Los hombres fueron entrando unos tras otros para secarse el pelo y proseguir la búsqueda observando la pantalla del radar. Sólo Salvatore Piracci permaneció en cubierta, bien agarrado a la baranda, con el rostro azotado por el viento y las trombas de agua que salpicaban desde todas partes. Miraba fijamente la inmensidad que lo rodeaba, convencido de que en algún momento una luz perforaría la oscuridad, que volvería a oírse un canto. Quería encontrarlos. Aunque fuera preciso buscar toda la noche.

Ordenó a su segundo, que estaba en el puente de mando, que hiciera sonar la sirena de forma regular. La fragata hendía las olas. Lenguas de espuma barrían la cubierta. De nuevo la noche era absoluta y el cielo había desaparecido. Sólo quedaban esos enormes movimientos oscilatorios que hacían bailar a los hombres sobre una pierna y la otra, y la lluvia que martilleaba el mundo con estruendo. De vez en cuando resonaba un largo pitido, y tras cada toque Salvatore Piracci esperaba alguna respuesta. Pero el viento se llevaba la nota sostenida y la ahogaba entre las olas.
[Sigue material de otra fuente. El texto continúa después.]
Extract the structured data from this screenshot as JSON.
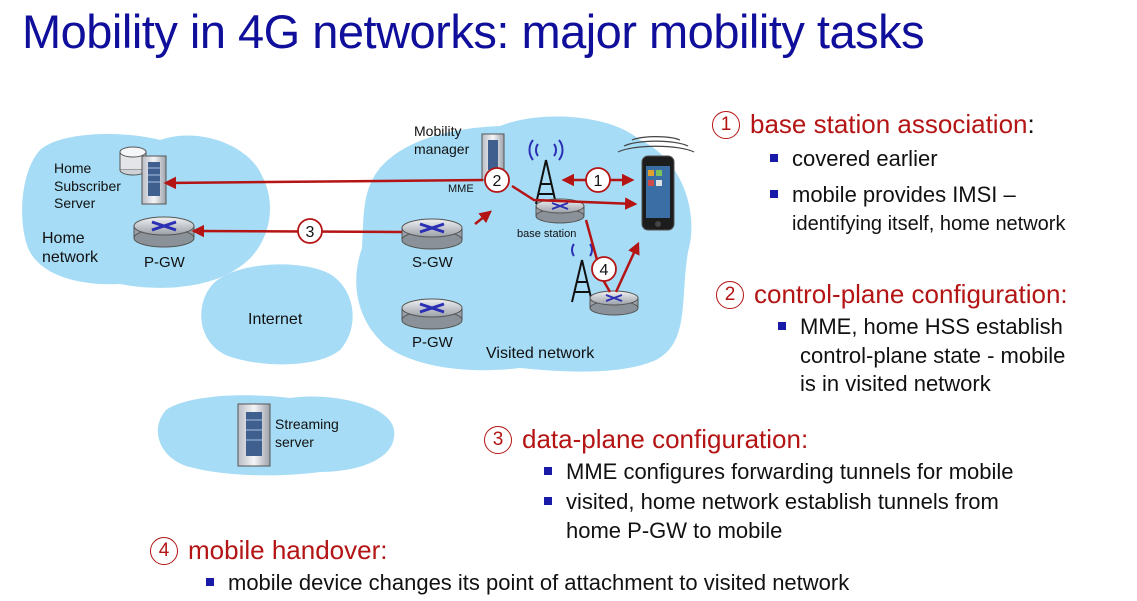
{
  "title": "Mobility in 4G networks: major mobility tasks",
  "diagram": {
    "home_network_label": [
      "Home",
      "network"
    ],
    "hss_label": [
      "Home",
      "Subscriber",
      "Server"
    ],
    "home_pgw_label": "P-GW",
    "internet_label": "Internet",
    "mobility_manager_label": [
      "Mobility",
      "manager"
    ],
    "mme_label": "MME",
    "base_station_label": "base station",
    "sgw_label": "S-GW",
    "visited_pgw_label": "P-GW",
    "visited_network_label": "Visited network",
    "streaming_server_label": [
      "Streaming",
      "server"
    ],
    "arrow_numbers": [
      "1",
      "2",
      "3",
      "4"
    ]
  },
  "tasks": [
    {
      "number": "1",
      "heading": "base station association",
      "suffix": ":",
      "bullets": [
        [
          "covered earlier"
        ],
        [
          "mobile  provides IMSI –",
          "identifying itself, home network"
        ]
      ]
    },
    {
      "number": "2",
      "heading": "control-plane configuration:",
      "suffix": "",
      "bullets": [
        [
          "MME, home HSS establish",
          "control-plane state -  mobile",
          "is in visited network"
        ]
      ]
    },
    {
      "number": "3",
      "heading": "data-plane configuration:",
      "suffix": "",
      "bullets": [
        [
          "MME configures forwarding tunnels for mobile"
        ],
        [
          "visited, home network establish tunnels from",
          "home P-GW to mobile"
        ]
      ]
    },
    {
      "number": "4",
      "heading": "mobile handover:",
      "suffix": "",
      "bullets": [
        [
          "mobile device changes its point of attachment to visited network"
        ]
      ]
    }
  ],
  "colors": {
    "title": "#0f0f9c",
    "accent": "#b41414",
    "cloud": "#a6dcf5",
    "bullet": "#1a1aa8"
  }
}
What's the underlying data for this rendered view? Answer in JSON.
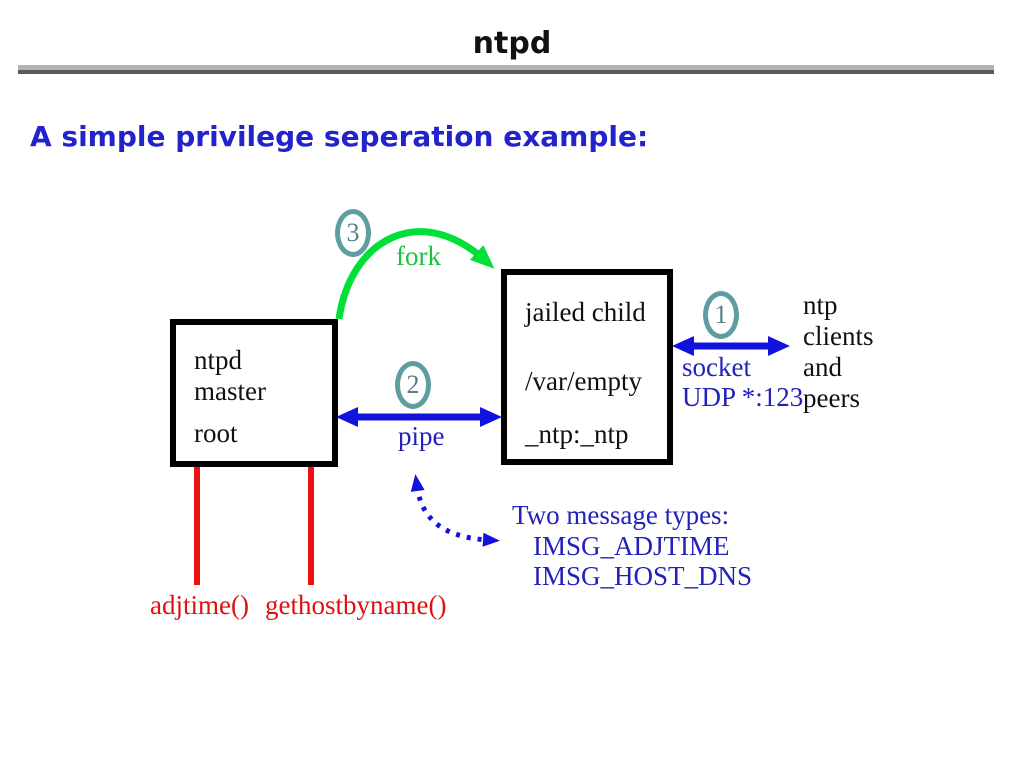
{
  "header": {
    "title": "ntpd"
  },
  "subtitle": "A simple privilege seperation example:",
  "boxes": {
    "master": {
      "line1": "ntpd",
      "line2": "master",
      "line3": "root"
    },
    "child": {
      "line1": "jailed child",
      "line2": "/var/empty",
      "line3": "_ntp:_ntp"
    }
  },
  "steps": {
    "one": "1",
    "two": "2",
    "three": "3"
  },
  "arrows": {
    "fork_label": "fork",
    "pipe_label": "pipe",
    "socket_label": "socket",
    "udp_label": "UDP *:123"
  },
  "peers": {
    "lines": [
      "ntp",
      "clients",
      "and",
      "peers"
    ]
  },
  "syscalls": {
    "left": "adjtime()",
    "right": "gethostbyname()"
  },
  "messages": {
    "heading": "Two message types:",
    "items": [
      "IMSG_ADJTIME",
      "IMSG_HOST_DNS"
    ]
  },
  "colors": {
    "arrow_blue": "#1212dd",
    "text_blue": "#2222bb",
    "arrow_green": "#00e038",
    "line_red": "#ee1111",
    "circle_teal": "#5f9ea0",
    "rule_light_gray": "#b2b2b2",
    "rule_dark_gray": "#5b5b5b"
  }
}
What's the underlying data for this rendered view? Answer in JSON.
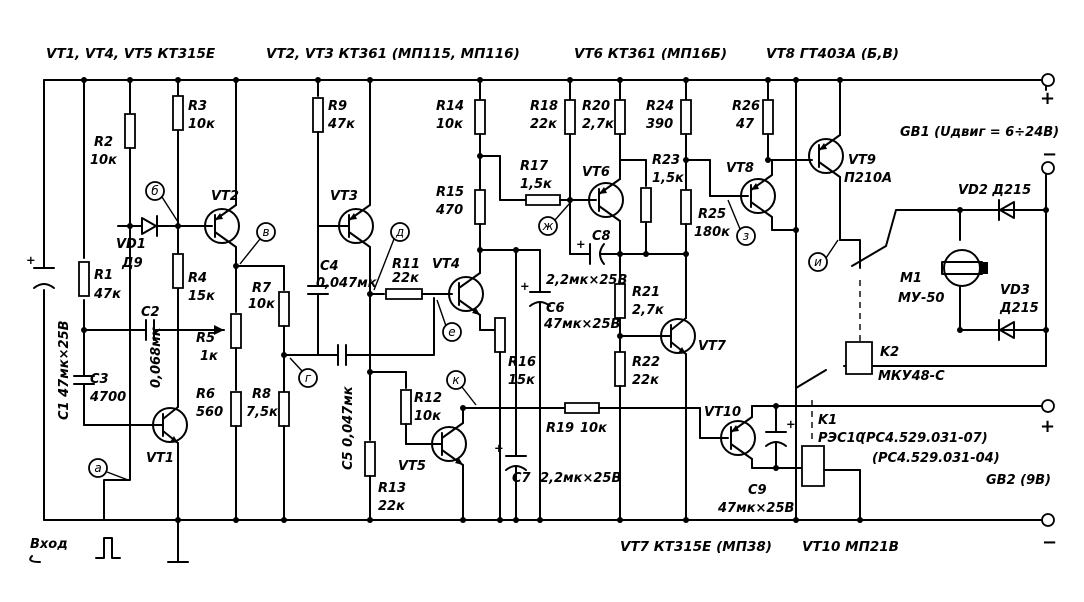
{
  "headers": {
    "vt1_vt4_vt5": "VT1, VT4, VT5  КТ315Е",
    "vt2_vt3": "VT2, VT3  КТ361 (МП115, МП116)",
    "vt6": "VT6 КТ361 (МП16Б)",
    "vt8": "VT8  ГТ403А (Б,В)",
    "vt7": "VT7  КТ315Е (МП38)",
    "vt10": "VT10  МП21В"
  },
  "transistors": {
    "vt1": "VT1",
    "vt2": "VT2",
    "vt3": "VT3",
    "vt4": "VT4",
    "vt5": "VT5",
    "vt6": "VT6",
    "vt7": "VT7",
    "vt8": "VT8",
    "vt9": "VT9",
    "vt9_type": "П210А",
    "vt10": "VT10"
  },
  "resistors": {
    "r1": "R1",
    "r1_val": "47к",
    "r2": "R2",
    "r2_val": "10к",
    "r3": "R3",
    "r3_val": "10к",
    "r4": "R4",
    "r4_val": "15к",
    "r5": "R5",
    "r5_val": "1к",
    "r6": "R6",
    "r6_val": "560",
    "r7": "R7",
    "r7_val": "10к",
    "r8": "R8",
    "r8_val": "7,5к",
    "r9": "R9",
    "r9_val": "47к",
    "r11": "R11",
    "r11_val": "22к",
    "r12": "R12",
    "r12_val": "10к",
    "r13": "R13",
    "r13_val": "22к",
    "r14": "R14",
    "r14_val": "10к",
    "r15": "R15",
    "r15_val": "470",
    "r16": "R16",
    "r16_val": "15к",
    "r17": "R17",
    "r17_val": "1,5к",
    "r18": "R18",
    "r18_val": "22к",
    "r19": "R19",
    "r19_val": "10к",
    "r20": "R20",
    "r20_val": "2,7к",
    "r21": "R21",
    "r21_val": "2,7к",
    "r22": "R22",
    "r22_val": "22к",
    "r23": "R23",
    "r23_val": "1,5к",
    "r24": "R24",
    "r24_val": "390",
    "r25": "R25",
    "r25_val": "180к",
    "r26": "R26",
    "r26_val": "47"
  },
  "capacitors": {
    "c1": "C1  47мк×25В",
    "c2": "C2",
    "c2_val": "0,068мк",
    "c3": "C3",
    "c3_val": "4700",
    "c4": "C4",
    "c4_val": "0,047мк",
    "c5": "C5  0,047мк",
    "c6": "C6",
    "c6_val": "47мк×25В",
    "c7": "C7",
    "c7_val": "2,2мк×25В",
    "c8": "C8",
    "c8_val": "2,2мк×25В",
    "c9": "C9",
    "c9_val": "47мк×25В"
  },
  "diodes": {
    "vd1": "VD1",
    "vd1_type": "Д9",
    "vd2": "VD2  Д215",
    "vd3": "VD3",
    "vd3_type": "Д215"
  },
  "motor": {
    "ref": "M1",
    "type": "МУ-50"
  },
  "relays": {
    "k1": "K1",
    "k1_type": "РЭС10",
    "k1_pass1": "(РС4.529.031-07)",
    "k1_pass2": "(РС4.529.031-04)",
    "k2": "K2",
    "k2_type": "МКУ48-С"
  },
  "batteries": {
    "gb1": "GB1 (Uдвиг = 6÷24В)",
    "gb2": "GB2 (9В)"
  },
  "test_points": [
    "а",
    "б",
    "в",
    "г",
    "д",
    "е",
    "ж",
    "з",
    "и",
    "к"
  ],
  "input": {
    "label": "Вход"
  },
  "signs": {
    "plus": "+",
    "minus": "−"
  }
}
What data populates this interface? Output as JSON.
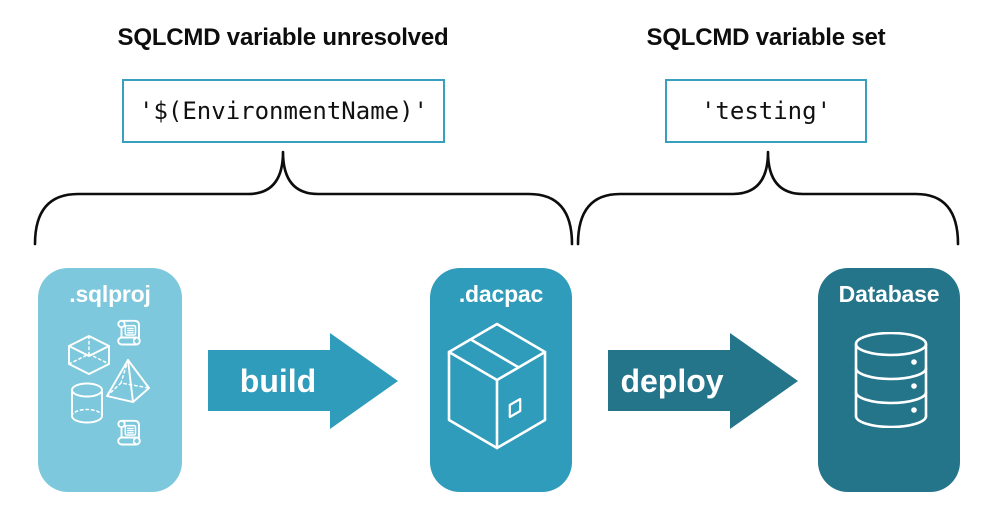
{
  "annotations": {
    "unresolved": {
      "heading": "SQLCMD variable unresolved",
      "code": "'$(EnvironmentName)'"
    },
    "set": {
      "heading": "SQLCMD variable set",
      "code": "'testing'"
    }
  },
  "pipeline": {
    "stages": [
      {
        "label": ".sqlproj",
        "icon": "sql-objects-icon",
        "color": "#7dc8dc"
      },
      {
        "label": ".dacpac",
        "icon": "package-box-icon",
        "color": "#2e9cba"
      },
      {
        "label": "Database",
        "icon": "database-cylinder-icon",
        "color": "#24748a"
      }
    ],
    "arrows": [
      {
        "label": "build",
        "color": "#2e9cba"
      },
      {
        "label": "deploy",
        "color": "#24748a"
      }
    ]
  },
  "colors": {
    "background": "#ffffff",
    "heading_text": "#0d0d0d",
    "code_text": "#111111",
    "code_box_border": "#38a0be",
    "brace": "#0d0d0d",
    "icon_stroke": "#ffffff"
  }
}
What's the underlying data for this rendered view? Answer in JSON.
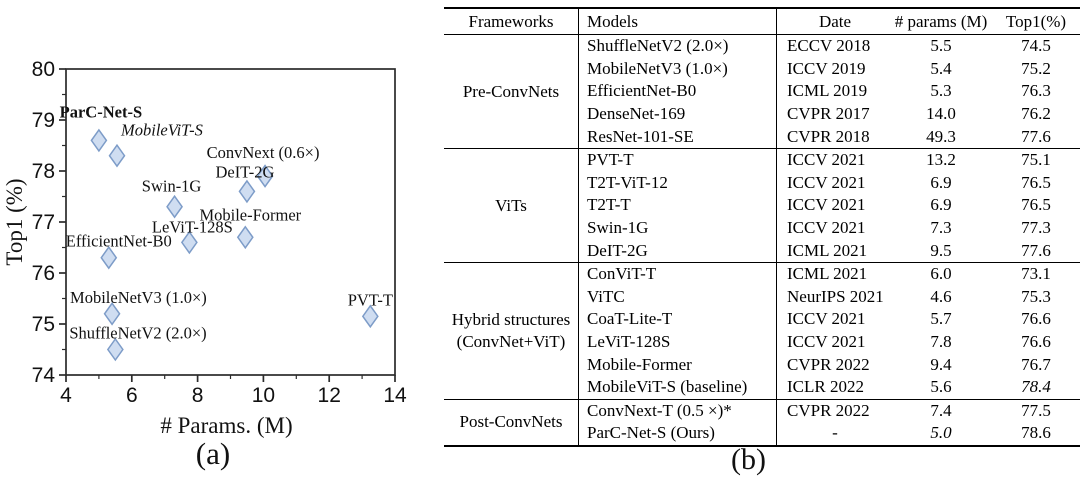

El comandante estaba empapado. Hacía más de una hora que avanzaban a través de la noche. Aquello era inútil. Lo sabía. Ya no encontrarían a nadie más. Pensó en los hombres que iban en las tres barcas perdidas, en la desesperación de los últimos instantes, cuando la embarcación zozobra y ya no queda nadie para ver cómo la vida lucha por última vez. Pensó en los cuerpos sumergidos, gesticulando un rato hasta que el frío los entumece y se abandonan a la inmensidad. Primero desaparecían de la superficie, y luego eran arrastrados por las corrientes submarinas, como pájaros gigantescos, con los brazos extendidos y la boca abierta, lejos del tumulto de la superficie. ¿Cuántos hombres morirían así esa noche? Sin gritos ni testigos, con el miedo como única compañía. Contemplaba el mar que lo rodeaba, y habría querido gritar con todas sus fuerzas. Gritar para que los moribundos lo oyeran a lo lejos. Sólo eso. Que supieran que allí había unos hombres que, aunque nunca darían con ellos, habían salido a buscarlos. Que supieran que no habían caído en el olvido. Entonces pidió a Matteo que hiciera sonar la sirena de manera ininterrumpida, para que las aguas se llenaran con aquel ruido. Tal vez los botes estaban ahí, a unos centenares de metros, y ellos no lo sabrían nunca. Tal vez, en ese mismo instante, los cuerpos ahogados pasaban por debajo de la fragata. El sonido prolongado y continuo de la sirena era como un último saludo. Quería decirles que habían hecho todo cuanto estaba en su mano para encontrarlos, y también disculparse por no haberlo logrado.